Question

For the circuit shown in the given diagram: What is the value of
(i) current through $6\Omega $ resistor?
(ii) potential difference across $12\Omega $ resistor?

Answer 1

Hint: This question is solved by the equation of ohm's law. So, students should know what ohms law is, what is a resistor and what is the potential difference. Ohm’s law gives the relation between current passing and voltage applied across any circuit.

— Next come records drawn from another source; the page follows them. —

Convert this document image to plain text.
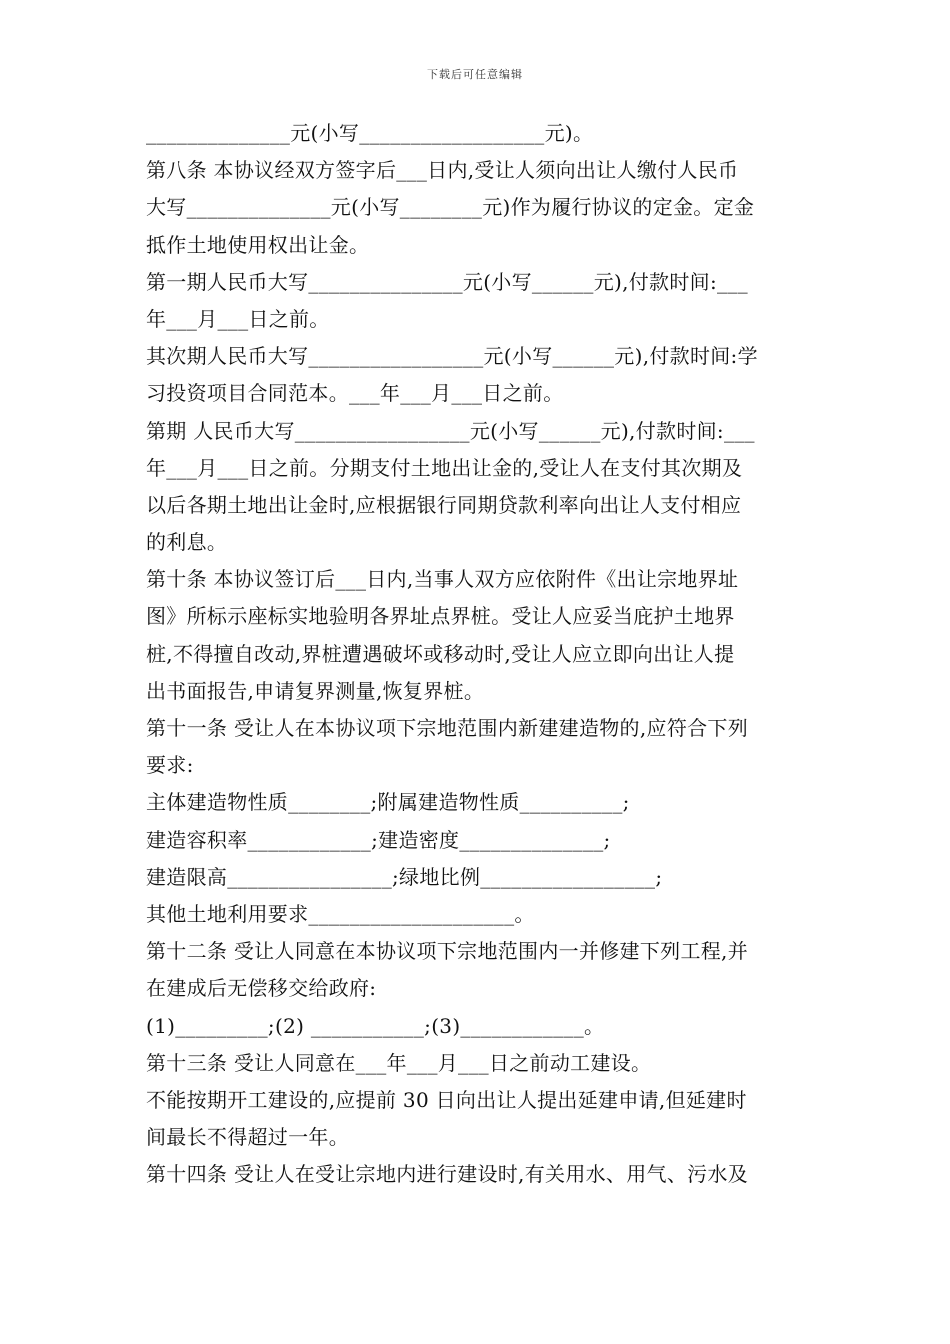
下载后可任意编辑
______________元(小写__________________元)。
第八条 本协议经双方签字后___日内,受让人须向出让人缴付人民币
大写______________元(小写________元)作为履行协议的定金。定金
抵作土地使用权出让金。
第一期人民币大写_______________元(小写______元),付款时间:___
年___月___日之前。
其次期人民币大写_________________元(小写______元),付款时间:学
习投资项目合同范本。___年___月___日之前。
第期 人民币大写_________________元(小写______元),付款时间:___
年___月___日之前。分期支付土地出让金的,受让人在支付其次期及
以后各期土地出让金时,应根据银行同期贷款利率向出让人支付相应
的利息。
第十条 本协议签订后___日内,当事人双方应依附件《出让宗地界址
图》所标示座标实地验明各界址点界桩。受让人应妥当庇护土地界
桩,不得擅自改动,界桩遭遇破坏或移动时,受让人应立即向出让人提
出书面报告,申请复界测量,恢复界桩。
第十一条 受让人在本协议项下宗地范围内新建建造物的,应符合下列
要求:
主体建造物性质________;附属建造物性质__________;
建造容积率____________;建造密度______________;
建造限高________________;绿地比例_________________;
其他土地利用要求____________________。
第十二条 受让人同意在本协议项下宗地范围内一并修建下列工程,并
在建成后无偿移交给政府:
(1)_________;(2) ___________;(3)____________。
第十三条 受让人同意在___年___月___日之前动工建设。
不能按期开工建设的,应提前 30 日向出让人提出延建申请,但延建时
间最长不得超过一年。
第十四条 受让人在受让宗地内进行建设时,有关用水、用气、污水及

Complete step by step answer:
Ohm’s Law states that the current flowing through a conductor is directly proportional to the potential difference applied across its ends, provided the temperature and other physical conditions remain unchanged.

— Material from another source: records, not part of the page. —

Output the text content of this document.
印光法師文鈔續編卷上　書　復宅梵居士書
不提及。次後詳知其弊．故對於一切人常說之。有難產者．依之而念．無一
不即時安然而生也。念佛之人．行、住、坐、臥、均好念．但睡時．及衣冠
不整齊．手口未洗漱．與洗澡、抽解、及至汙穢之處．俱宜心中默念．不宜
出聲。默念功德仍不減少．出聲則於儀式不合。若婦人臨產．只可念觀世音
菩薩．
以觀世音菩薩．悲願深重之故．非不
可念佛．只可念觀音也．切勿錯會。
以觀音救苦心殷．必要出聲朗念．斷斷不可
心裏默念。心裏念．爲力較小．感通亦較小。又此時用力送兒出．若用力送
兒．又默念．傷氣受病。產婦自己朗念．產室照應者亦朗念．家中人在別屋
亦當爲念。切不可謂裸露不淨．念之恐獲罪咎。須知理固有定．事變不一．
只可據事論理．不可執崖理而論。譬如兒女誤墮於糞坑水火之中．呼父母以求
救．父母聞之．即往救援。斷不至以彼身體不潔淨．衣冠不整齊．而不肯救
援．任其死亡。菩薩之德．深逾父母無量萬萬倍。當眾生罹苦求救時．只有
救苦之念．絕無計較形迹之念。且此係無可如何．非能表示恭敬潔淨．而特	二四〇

As per ohm’s law Current is directly proportional to voltage difference through a resistor. That is, if the current doubles, then so does the voltage. To make a current flow through a resistance there must be a voltage across that resistance. Ohm's Law shows the relationship between the voltage (V), current (I) and resistance (R)
$I\propto V$
$ \Rightarrow V = IR$
Where R is a constant called resistance of the conductor. The value of this constant depends on the nature, length, area of cross section and temperature of the conductor.

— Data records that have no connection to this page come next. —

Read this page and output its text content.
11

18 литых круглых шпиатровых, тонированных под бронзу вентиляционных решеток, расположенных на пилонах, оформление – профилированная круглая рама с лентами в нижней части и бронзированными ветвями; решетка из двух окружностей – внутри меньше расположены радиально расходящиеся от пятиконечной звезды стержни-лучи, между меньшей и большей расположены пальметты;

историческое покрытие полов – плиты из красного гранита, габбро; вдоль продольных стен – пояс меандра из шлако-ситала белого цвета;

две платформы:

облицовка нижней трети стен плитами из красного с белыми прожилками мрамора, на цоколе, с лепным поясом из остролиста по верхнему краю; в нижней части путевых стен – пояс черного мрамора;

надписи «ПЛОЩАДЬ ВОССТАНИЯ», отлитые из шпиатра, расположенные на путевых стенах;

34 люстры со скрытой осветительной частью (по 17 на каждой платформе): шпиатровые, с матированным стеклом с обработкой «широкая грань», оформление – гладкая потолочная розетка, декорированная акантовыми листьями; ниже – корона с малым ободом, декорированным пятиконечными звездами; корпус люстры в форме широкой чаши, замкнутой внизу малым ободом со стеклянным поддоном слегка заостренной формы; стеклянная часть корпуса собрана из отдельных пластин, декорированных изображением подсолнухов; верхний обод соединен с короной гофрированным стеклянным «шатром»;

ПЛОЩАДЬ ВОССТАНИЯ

A resistor is a passive two-terminal electrical component that implements electrical resistance as a circuit element. Resistors are used to reduce current flow, adjust signal levels, to divide voltages etc in an electrical circuit.Let the current flowing through the circuit be I and it is divided into 2 in which one flows through branch AB and the other through DC.

Let the current flowing through AB be ${I_1}$ and current flowing through DC be ${I_2}$
Therefore,
$I = {I_1} + {I_2}$
The total resistance in the arm AB
${R_{AB}} = {R_1} + {R_2}$
$\Rightarrow {R_{AB}}{\text{ = 6}}\Omega {\text{ + 3}}\Omega {\text{ = 9}}\Omega $
And in the arm CD
${R_{DC}} = {R_3} + {R_4}$
$\Rightarrow {R_{DC}} = 12\Omega + 3\Omega = 15\Omega $

(i) Now the current flowing through in the resistor $6\Omega $ is
${I_1} = \dfrac{V}{{{R_{AB}}}}$
By substituting the values, we get
${I_1} = \dfrac{{4V}}{{9\Omega }}$
$\therefore {I_1} = 0.44{\text{ A}}$

(ii) Now the current flowing through DC
${I_2} = \dfrac{V}{{{R_{DC}}}}$
By substituting the values, we get
${I_2} = \dfrac{{4{\text{ V}}}}{{15{\text{ }}\Omega }}$
$\Rightarrow {I_2}{\text{ = 0}}{\text{.27 A}}$
Therefore, now the potential difference across the resistor $12\Omega $ is
${V_3} = {I_{DC}} \times {R_3}$
$\Rightarrow {V_3} = 0.27{\text{ A }} \times {\text{ 12 }}\Omega $
Further simplifying, we get
$\therefore {V_3} = 3.24{\text{ V}}$

Note: The SI unit of resistance is Ohm which is denoted by the symbol Omega $\left( \Omega \right)$. Students should be careful while writing units after solving the problems. The answer should be written with proper unit’s Students shouldn’t forget to write the units along with the answer. All the physical quantities should be written along with the proper units. And the ohms law is not applicable for non ohmic devices and non-linear devices.